O uso da tecnologia móvel, em especial o celular, vem tomando proporções cada vez maiores em pouco tempo. Atualmente o brasileiro usa mais o telefone móvel para acessar a internet do que o computador, pois a praticidade que a mobilidade traz faz com que os meios tecnológicos estejam inseridos diretamente no cotidiano das pessoas.


Figura 1: Atividade em sala de aula utilizando telefone móvel como recurso

Como enfatiza Vygotsky em suas obras, é importante que o aluno seja também um agente no processo de aprendizagem. E que esteja em constante atividade com o meio para que mantenha vivo o desejo de aprender conteúdos provenientes da relação com os docentes, estando, assim, a estruturar a realidade que o cerca em sua própria consciência. Para Carvalho (2008, p. 7),

a chegada do celular (3G) promoveu a ultrapassagem da percepção de sentidos (visão/audição) tradicionais da comunicação e alcançou com estímulos táteis a superfície de nosso corpo e, de modo ainda mais rápido, vem acomodando-se à nossa mente, utilizando-se de pequenos pedaços de conteúdos audiovisuais conectados e interativos.

A ultrapassagem de percepção de sentidos citada por Carvalho permite nos comunicarmos com os conteúdos audiovisuais e com outras pessoas, possibilitando o desenvolvimento da interatividade. Sendo assim, os conteúdos interativos podem ser utilizados de diversas formas na vida das pessoas, bem como ferramenta para o ensino-aprendizagem, uma vez que são disponíveis e alcançáveis pela grande maioria dos estudantes.

O objetivo aqui é analisar a possibilidade de inserção dos dispositivos de mídia, em especial o celular, por ter se revelado acessível e com ampla difusão entre os estudantes. Além disso, analisar o aproveitamento dos alunos quanto ao aprendizado em relação à interatividade. O objetivo geral da pesquisa foi incentivado pela acessibilidade dos jovens aos recursos de mídia. A proposta é utilizar a interatividade com esses recursos aplicados ao ensino de Física. Os objetivos específicos, aliados ao objeto geral, são: discutir como os alunos correspondem à experiência do uso de celulares como auxílio na aprendizagem e avaliar a contribuição da interatividade para o ensino de Física.
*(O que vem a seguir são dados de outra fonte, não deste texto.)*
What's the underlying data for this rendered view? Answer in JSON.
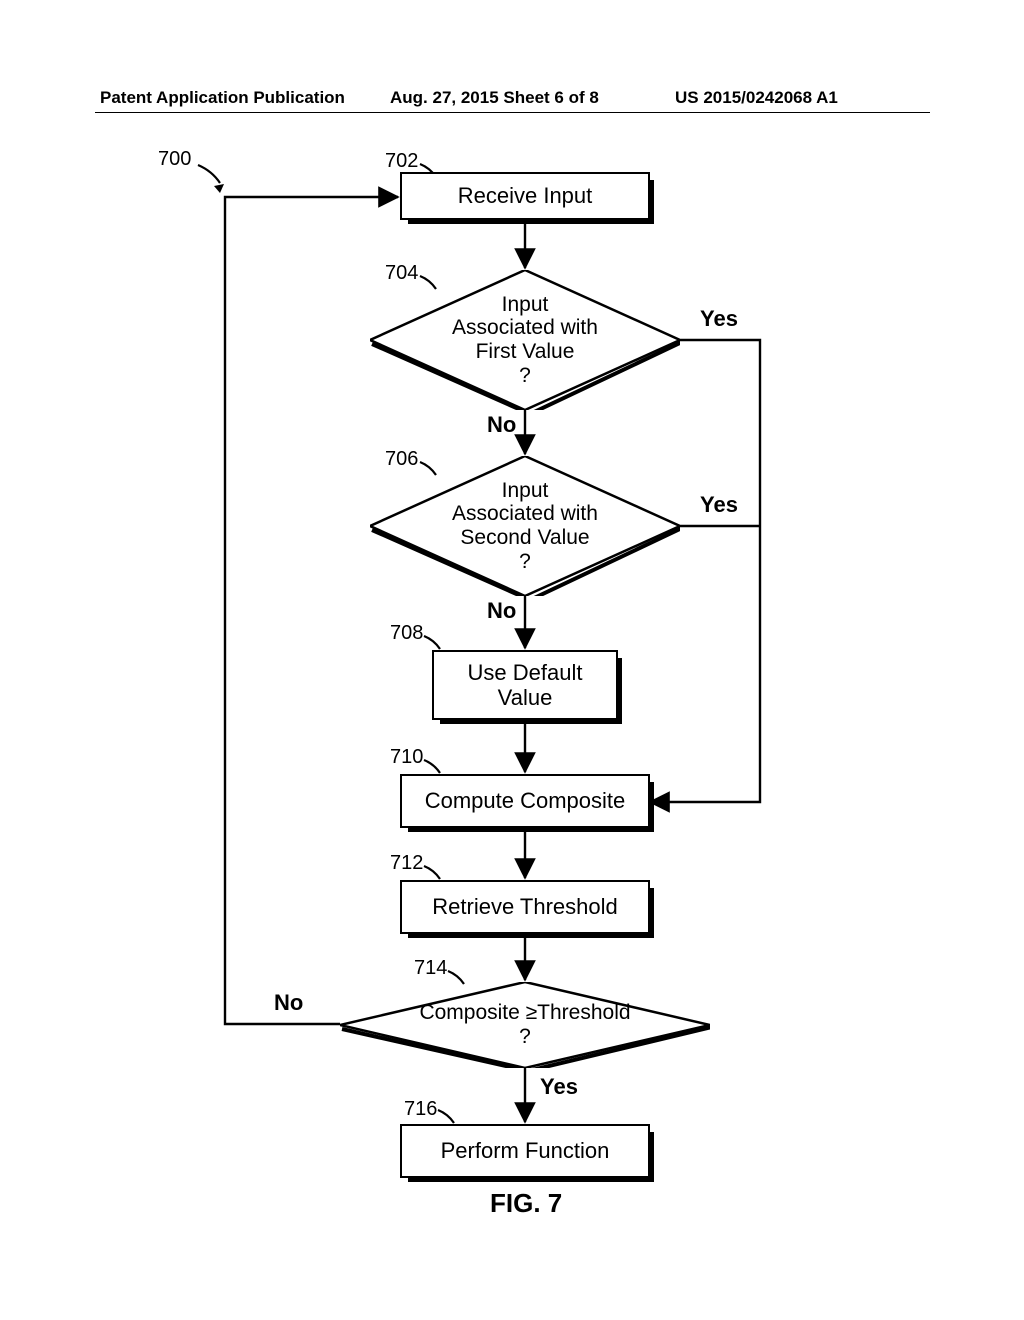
{
  "header": {
    "left": "Patent Application Publication",
    "center": "Aug. 27, 2015  Sheet 6 of 8",
    "right": "US 2015/0242068 A1"
  },
  "refs": {
    "r700": "700",
    "r702": "702",
    "r704": "704",
    "r706": "706",
    "r708": "708",
    "r710": "710",
    "r712": "712",
    "r714": "714",
    "r716": "716"
  },
  "nodes": {
    "n702": "Receive Input",
    "n704": "Input\nAssociated with\nFirst Value\n?",
    "n706": "Input\nAssociated with\nSecond Value\n?",
    "n708": "Use Default\nValue",
    "n710": "Compute Composite",
    "n712": "Retrieve Threshold",
    "n714": "Composite ≥Threshold\n?",
    "n716": "Perform Function"
  },
  "edges": {
    "yes": "Yes",
    "no": "No"
  },
  "figure": "FIG. 7"
}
O conceito e a expansão do mobile learning

Mobile learning (m-learning) é um conceito recente, definido de formas diferentes, pois está em desenvolvimento. Consiste na utilização de dispositivos de informática, como laptops, notebooks, tablets e smartphones para o auxílio do processo de ensino. Esses aparelhos, associados às redes sem fio (bluetooth, wireless application protocol – WAP), podem ser utilizados para adquirir conhecimentos e habilidades. Esses recursos podem ser utilizados com o objetivo de alcançar resultados satisfatórios em relação à aprendizagem. Segundo Krause e Mozzaquatro (2011, p. 2), mobile learning é aquele que

utiliza dispositivos móveis, como smartphones e celulares, para a maior interação e o acesso a recursos pedagógicos e com os objetos de aprendizagem (OA), independente de onde o usuário estiver com exceção da cobertura da rede sem fio.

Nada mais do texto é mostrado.